Three frontier models, cross-vendor: Claude Opus 4.7, GPT-5.5, Gemini 2.5 Pro. Twelve coined terms across four strata: four author-coinages (elastic automator, EGGF, YON, Token Tax), four paper-coined methodology terms, two synthetic nonces (prismatic affinity, cogalent pruning) with no public-web attestation at coinage time, and two positive controls (gradient descent, transformer) where the cold floor is already the ceiling.

Three trials per cell. Three near-neighbors per trial. Three judges scoring every cell, blind to each other. Then twenty-two trials hand-scored by me as an audit sample.

Three hundred and twenty-four paired distinguishability measurements. Locked rubric, locked neighbor list, locked canonical-definition wording. The seed-probe model and the seed-probe term were one cell out of thirty-six.

What the data said

All ten novel-target terms moved the boundary on all three models. No novel cell showed zero movement. The positive controls (gradient descent, transformer) showed exactly zero movement, as predicted. When the cold state is already at ceiling, there is no room for the introduction to widen anything.

Mean cell-level Lexical Reachability: +5.47 on a 9-point scale (95% CI: +5.13, +5.80). Cohen's d at the cell level: +3.95. Wilcoxon signed-rank test against zero: p = 1.86 × 10⁻⁹. The effect replicated across the three-model panel with a cross-model coefficient of variation of 0.109.

A second run in a fresh chat, same models and same terms but no introduction, found the cold and re-cold distributions statistically indistinguishable. The boundary movement did not persist. When the chat ended, the substrate ended.

One sentence moved the boundary. On every novel cell. On every vendor. And it didn't survive into the next chat, because the substrate didn't.

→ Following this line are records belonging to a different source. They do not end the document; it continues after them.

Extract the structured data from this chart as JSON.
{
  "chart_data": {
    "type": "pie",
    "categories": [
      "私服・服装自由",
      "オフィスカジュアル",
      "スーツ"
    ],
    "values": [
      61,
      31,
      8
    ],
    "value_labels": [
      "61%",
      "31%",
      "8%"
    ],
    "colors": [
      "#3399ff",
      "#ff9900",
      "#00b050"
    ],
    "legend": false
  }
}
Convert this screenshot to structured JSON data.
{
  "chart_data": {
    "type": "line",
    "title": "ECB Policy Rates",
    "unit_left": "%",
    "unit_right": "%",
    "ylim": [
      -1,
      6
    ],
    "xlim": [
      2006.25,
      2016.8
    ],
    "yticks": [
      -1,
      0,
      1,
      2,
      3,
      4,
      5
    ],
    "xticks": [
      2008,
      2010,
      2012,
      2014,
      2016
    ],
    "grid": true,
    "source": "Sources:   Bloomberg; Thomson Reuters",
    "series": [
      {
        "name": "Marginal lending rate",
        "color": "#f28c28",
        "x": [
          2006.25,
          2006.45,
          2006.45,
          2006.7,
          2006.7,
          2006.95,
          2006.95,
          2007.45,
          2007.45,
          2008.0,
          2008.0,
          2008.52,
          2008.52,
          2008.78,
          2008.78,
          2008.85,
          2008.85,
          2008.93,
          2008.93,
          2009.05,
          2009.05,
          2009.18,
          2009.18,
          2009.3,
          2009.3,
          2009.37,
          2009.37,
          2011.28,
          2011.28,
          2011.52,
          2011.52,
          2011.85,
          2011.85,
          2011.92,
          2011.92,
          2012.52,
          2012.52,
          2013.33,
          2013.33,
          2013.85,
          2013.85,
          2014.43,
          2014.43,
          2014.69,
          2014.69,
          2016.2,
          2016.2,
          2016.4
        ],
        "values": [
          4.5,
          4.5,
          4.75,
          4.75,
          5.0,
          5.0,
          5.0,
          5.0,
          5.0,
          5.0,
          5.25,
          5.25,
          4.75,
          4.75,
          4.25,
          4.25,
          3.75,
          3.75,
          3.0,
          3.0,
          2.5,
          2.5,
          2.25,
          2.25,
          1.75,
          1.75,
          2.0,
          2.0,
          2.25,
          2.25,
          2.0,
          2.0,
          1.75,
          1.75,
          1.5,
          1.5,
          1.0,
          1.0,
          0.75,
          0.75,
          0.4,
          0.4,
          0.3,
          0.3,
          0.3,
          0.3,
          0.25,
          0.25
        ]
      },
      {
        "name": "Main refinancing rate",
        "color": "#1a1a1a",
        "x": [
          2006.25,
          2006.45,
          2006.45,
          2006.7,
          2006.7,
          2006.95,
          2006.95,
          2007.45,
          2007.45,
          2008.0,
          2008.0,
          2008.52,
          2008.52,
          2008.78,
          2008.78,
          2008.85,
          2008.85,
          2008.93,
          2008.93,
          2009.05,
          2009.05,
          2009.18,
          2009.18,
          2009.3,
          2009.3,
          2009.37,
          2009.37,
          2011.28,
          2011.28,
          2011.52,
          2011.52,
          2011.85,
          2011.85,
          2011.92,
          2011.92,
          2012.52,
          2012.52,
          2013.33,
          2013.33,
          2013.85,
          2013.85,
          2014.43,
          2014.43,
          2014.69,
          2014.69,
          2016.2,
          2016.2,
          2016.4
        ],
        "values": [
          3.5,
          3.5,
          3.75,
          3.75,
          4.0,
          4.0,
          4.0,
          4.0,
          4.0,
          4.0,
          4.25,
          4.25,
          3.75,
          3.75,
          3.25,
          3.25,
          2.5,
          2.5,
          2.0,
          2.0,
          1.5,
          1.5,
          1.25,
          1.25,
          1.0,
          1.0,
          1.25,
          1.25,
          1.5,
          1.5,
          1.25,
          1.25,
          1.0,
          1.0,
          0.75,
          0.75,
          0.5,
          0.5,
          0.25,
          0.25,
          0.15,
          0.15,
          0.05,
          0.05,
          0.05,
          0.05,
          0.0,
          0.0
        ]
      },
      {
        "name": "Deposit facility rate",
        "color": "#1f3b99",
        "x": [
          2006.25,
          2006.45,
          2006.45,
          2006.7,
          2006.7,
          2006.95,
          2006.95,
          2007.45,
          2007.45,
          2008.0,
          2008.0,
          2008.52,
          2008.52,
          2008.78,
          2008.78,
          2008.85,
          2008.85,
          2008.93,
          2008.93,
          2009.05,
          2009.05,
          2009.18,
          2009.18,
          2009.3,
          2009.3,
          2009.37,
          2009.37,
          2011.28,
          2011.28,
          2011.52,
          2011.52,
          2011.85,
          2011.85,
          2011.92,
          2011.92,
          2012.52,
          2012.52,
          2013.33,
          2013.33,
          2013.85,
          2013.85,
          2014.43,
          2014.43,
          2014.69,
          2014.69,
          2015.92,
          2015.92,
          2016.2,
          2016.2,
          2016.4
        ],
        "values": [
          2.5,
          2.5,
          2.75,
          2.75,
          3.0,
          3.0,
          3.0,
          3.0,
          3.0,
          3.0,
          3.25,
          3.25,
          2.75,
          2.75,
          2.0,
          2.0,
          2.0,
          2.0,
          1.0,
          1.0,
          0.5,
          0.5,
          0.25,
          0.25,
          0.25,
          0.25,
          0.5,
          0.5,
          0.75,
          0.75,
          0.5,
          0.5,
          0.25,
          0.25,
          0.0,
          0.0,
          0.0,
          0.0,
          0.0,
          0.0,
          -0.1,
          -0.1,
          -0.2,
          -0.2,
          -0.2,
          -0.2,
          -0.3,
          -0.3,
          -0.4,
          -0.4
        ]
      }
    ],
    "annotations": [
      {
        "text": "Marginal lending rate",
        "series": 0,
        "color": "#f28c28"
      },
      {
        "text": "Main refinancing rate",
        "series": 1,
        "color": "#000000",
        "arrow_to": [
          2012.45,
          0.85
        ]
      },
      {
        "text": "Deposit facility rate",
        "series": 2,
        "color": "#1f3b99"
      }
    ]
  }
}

The transient context as substrate

A fair objection: this is a transient capability. Context, not a weight update.

That is the point.

For an LLM, the transient context IS the cognitive substrate. The capability is not less real because it lives in context rather than in weights. It is more revealing, because it lets us see exactly where the model's world starts and stops, and what one new word does to the boundary.

The model wasn't changed. The model's world was widened, in the only sense the word world has for a machine that lives entirely in tokens.

Notation is brain design

That is why notation isn't a format choice. It's a brain-design choice.

The Chinese Room argument said symbols cannot ground meaning on their own. For an LLM, the symbols ARE the grounding. The room contains nothing else. Whatever distinctions the symbols carry are the distinctions the model can hold.

Sapir-Whorf in its strong form was rejected for humans because we have a backup. For silicon minds, the same claim is the floor on what is thinkable. The notation we settle on, episode by episode, term by term, decides what can be reasoned about in the room.

Notation design IS brain design for LLMs.

Companion paper: I worked the architecture out in full in The Token-Substrate Hypothesis (position paper + pre-registered multi-model probe, 108 trials, 324 paired measurements). This essay is the seed observation that became the paper.

I treat words as architecture now.


Demo provenance: the seed probe ran 2026-05-07 against Claude Opus 4.7 (API id claude-opus-4-7) via a fresh API session with no project context, no memory, no system prompt beyond the provider's default. The model's full verbatim outputs are recorded in Appendix A of the companion paper. The structural finding (cold-state word-shape guessing versus post-introduction refusal-of-collapse) is the part the multi-model probe generalized.